For me, one of the 2008’s most important (but least remarked-upon) ideas was spelled out in this post which details how Ward Cunningham implemented Brian Marick’s notion of Visible Workings. The idea, briefly, is that businesses can wear (non-confidential aspects of) their business logic on their sleeves, observable to all.
In a year of devastating consequences ensuing from the lack of transparency in business, you’d think Ward and Brian would be celebrated for this work. No such luck. Partly, I’m sure, because their insights flow from the realm of software development and software testing, and don’t generalize in an obvious way.
It struck me this morning that yesterday’s item on using del.icio.us to manage trusted feeds may help to broaden the appeal of the idea.
In that item I mainly talked about the logistical benefits of the approach. You write less code, and you get to leverage existing infrastructure for data management, web UI, collaboration, and syndicated alerts. That’s all good. But there’s also a transparency benefit which I neglected to point out.
At this moment, for example, del.icio.us/elmcity is a snapshot of the feeds and contributors known to, and classified by, the live version of my service at elmcity.info/events. That version uses private lists of trusted feeds, and of new and trusted contributors. I haven’t yet cut over to the newly-rewritten Azure version, but when I do, it will use these public lists instead.
The del.icio.us/elmcity snapshot reports that there are 41 Eventful contributors of which 37 are trusted and 4 are new.
Why are the four new contributors still sitting in the holding tank? One I mentioned yesterday. jheslin created a venue, but no events. I plan to delete that contributor and wait to see if he or she shows up again with actual event contributions.
That leaves TallWilly, blahblah25, and michellelewis. Why are they still sitting in the holding tank? Here’s the crucial point: I’m not sure. I know that I reviewed them when they showed up, and applied a policy. If it were written down, which until now it hasn’t been, it would use language like “legitimate” and “substantive” to define the kinds of contributions that move a new contributor into the trusted bucket. But I can’t actually say how I applied that policy in these cases.
So let’s investigate. First, TallWilly. Clicking through, I find that TallWilly is no longer an Eventful user. Obviously I’ll want to remove him from the new bucket. Implicit rule now stated: Must be an Eventful user.
Second, blahblah25. Clicking through, I find only one event. Seems legit, and so far I haven’t required more evidence than a single legit event, so why didn’t I promote blahblah25? Oh, I see. Jan 4, 1900 12:30 AM isn’t a reasonable start date. Implicit rule now stated: Date must be reasonable.

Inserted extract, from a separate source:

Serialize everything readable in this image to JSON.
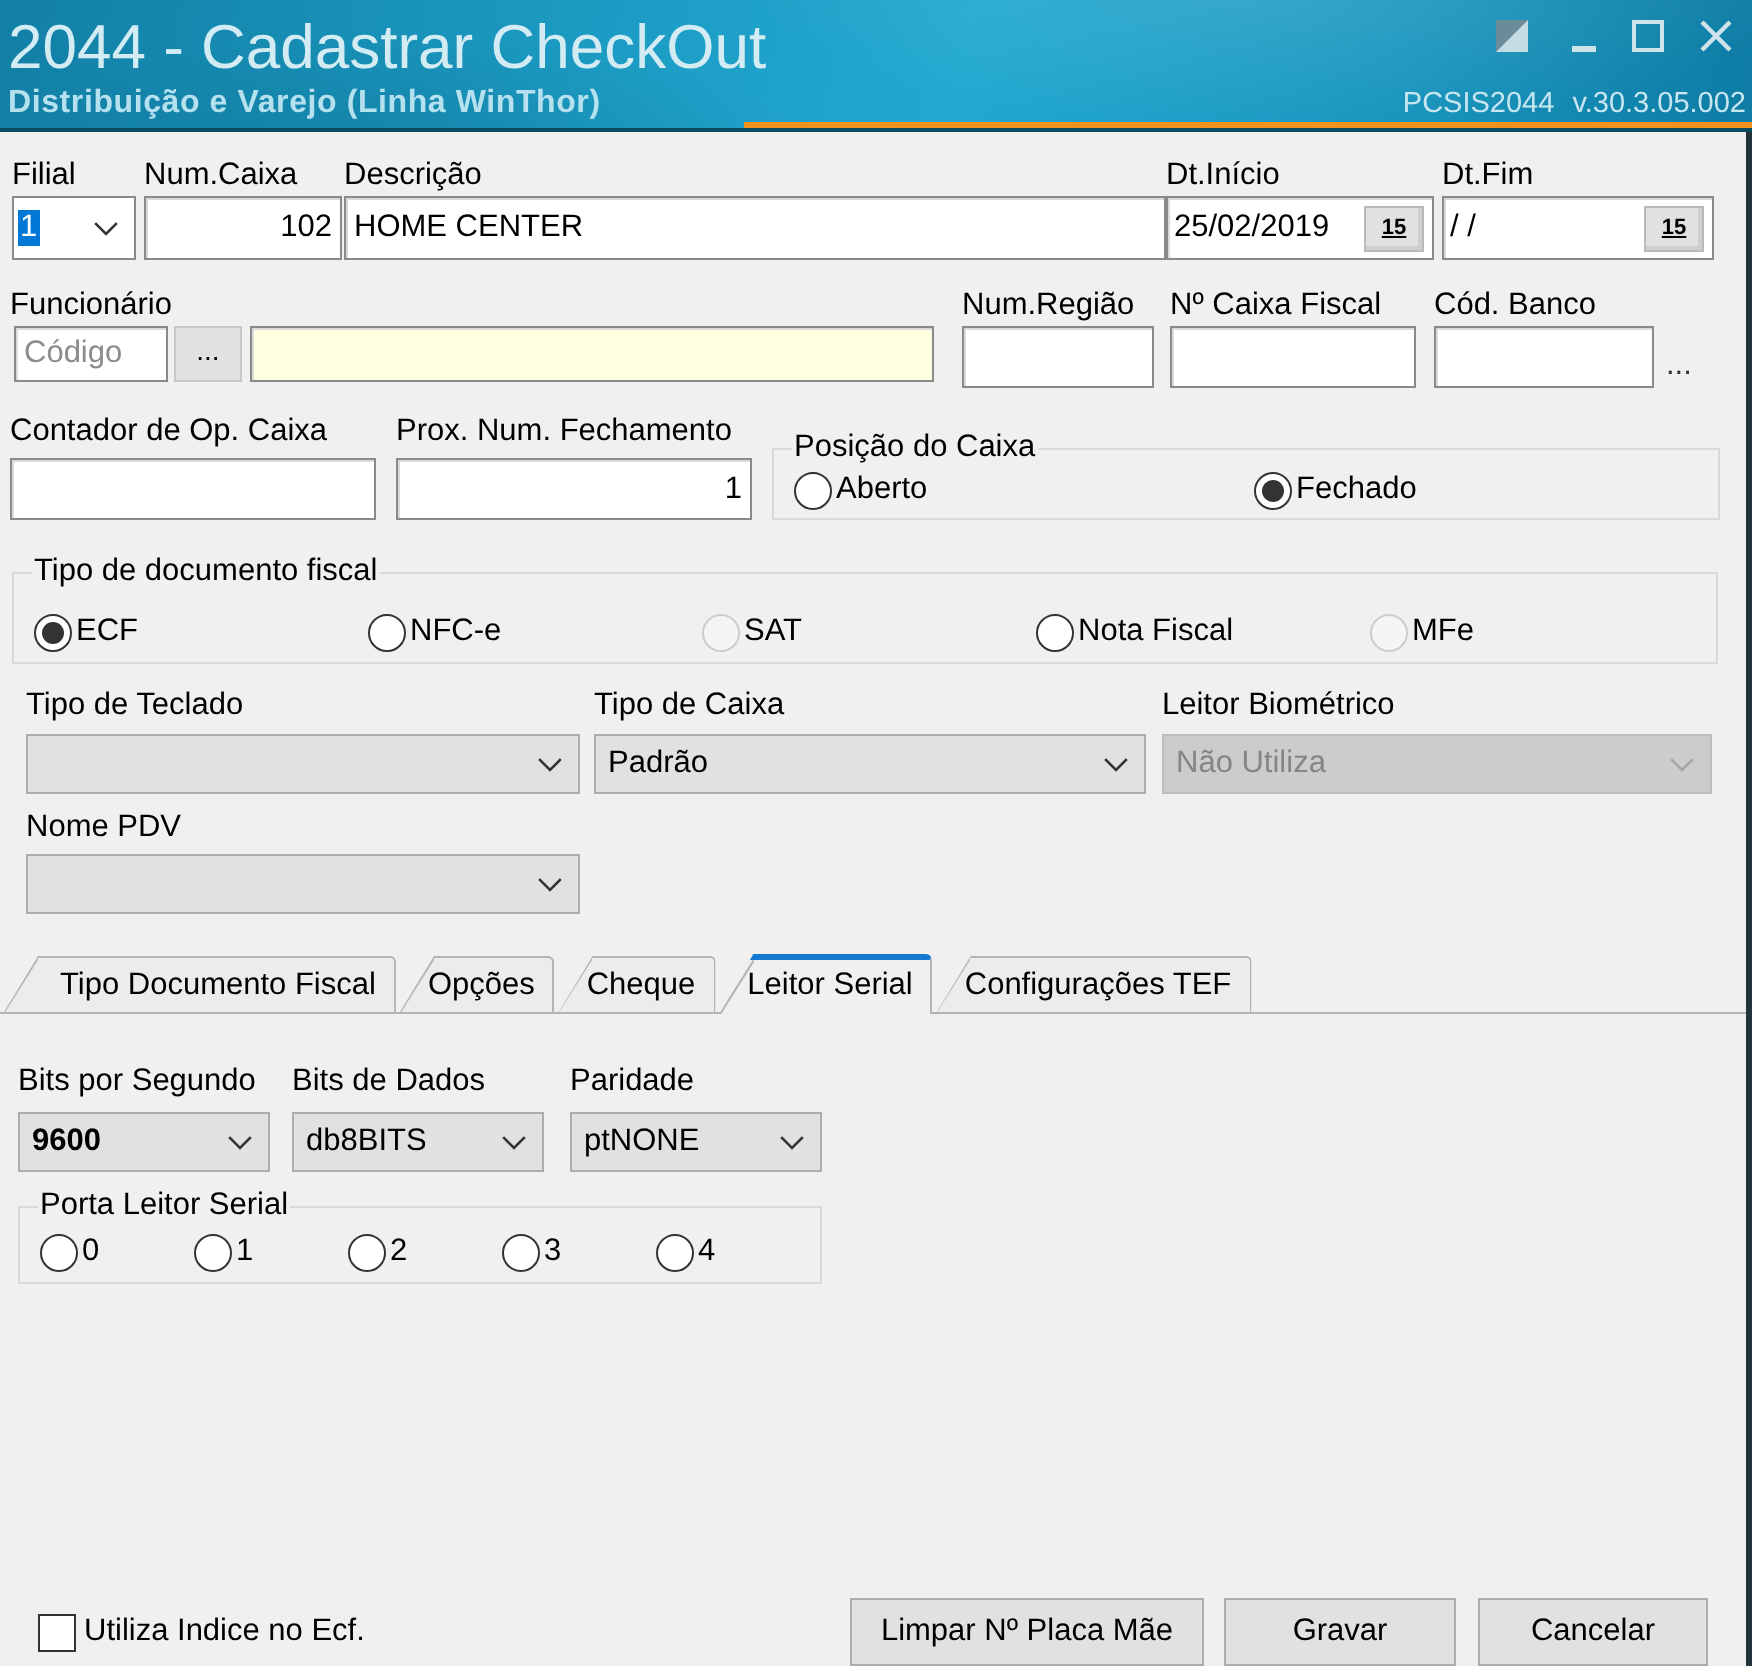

(Of course there’s more to the story here. blahblah25’s bogus date was either a human error or a software error, or both. Ideally the aggregator, when rejecting a contribution on that basis, would notify the contributor and invite a correction.)
Third, michellelewis. Why didn’t I decide to trust her? Turns out it was just a mistake! Clicking through, I find an entire schedule of concerts, including this one at Fritz Belgian Fries on April 3, 2009. That event, and future events posted by michellelewis, absolutely belong on the calendar.
I only discovered this mistake by reviewing the lists of new and trusted contributors. In the existing version of the system, I’m the only one who can do that. But in the new version, everyone can. More eyeballs, fewer bugs.
Even more interesting, to me, is notion of developing and applying policy-driven business logic in a transparent way. Of course business processes can’t always work that way. But the default, now, is that none do. Sometimes, maybe more often than we imagine, we could flip that default. It would be an interesting experiment to try.
>>I plan to delete that contributor and wait to see if he or she shows up again with actual event contributions.
i imagine that you may have already described the process by which other potential contributors may “show up” but i can’t seem to find it.
could you elaborate a bit on how that process of discovering potential contributors happens? do you rely on google alerts or do you do periodic searchs on known services like eventfull and such?
“do you rely on google alerts or do you do periodic searchs on known services like eventful and such?”
The latter. Every scan of Eventful produces a list of events within a radius around a target location. Every event has an owner. If an owner hasn’t been seen before, that Eventful account goes into the “new contributor” bucket. Monitoring the feed of eventful+new+contributor produces an alert. The feed item’s link points to the events created by that new contributor, so an admin can easily click through, evaluate, and make a decision.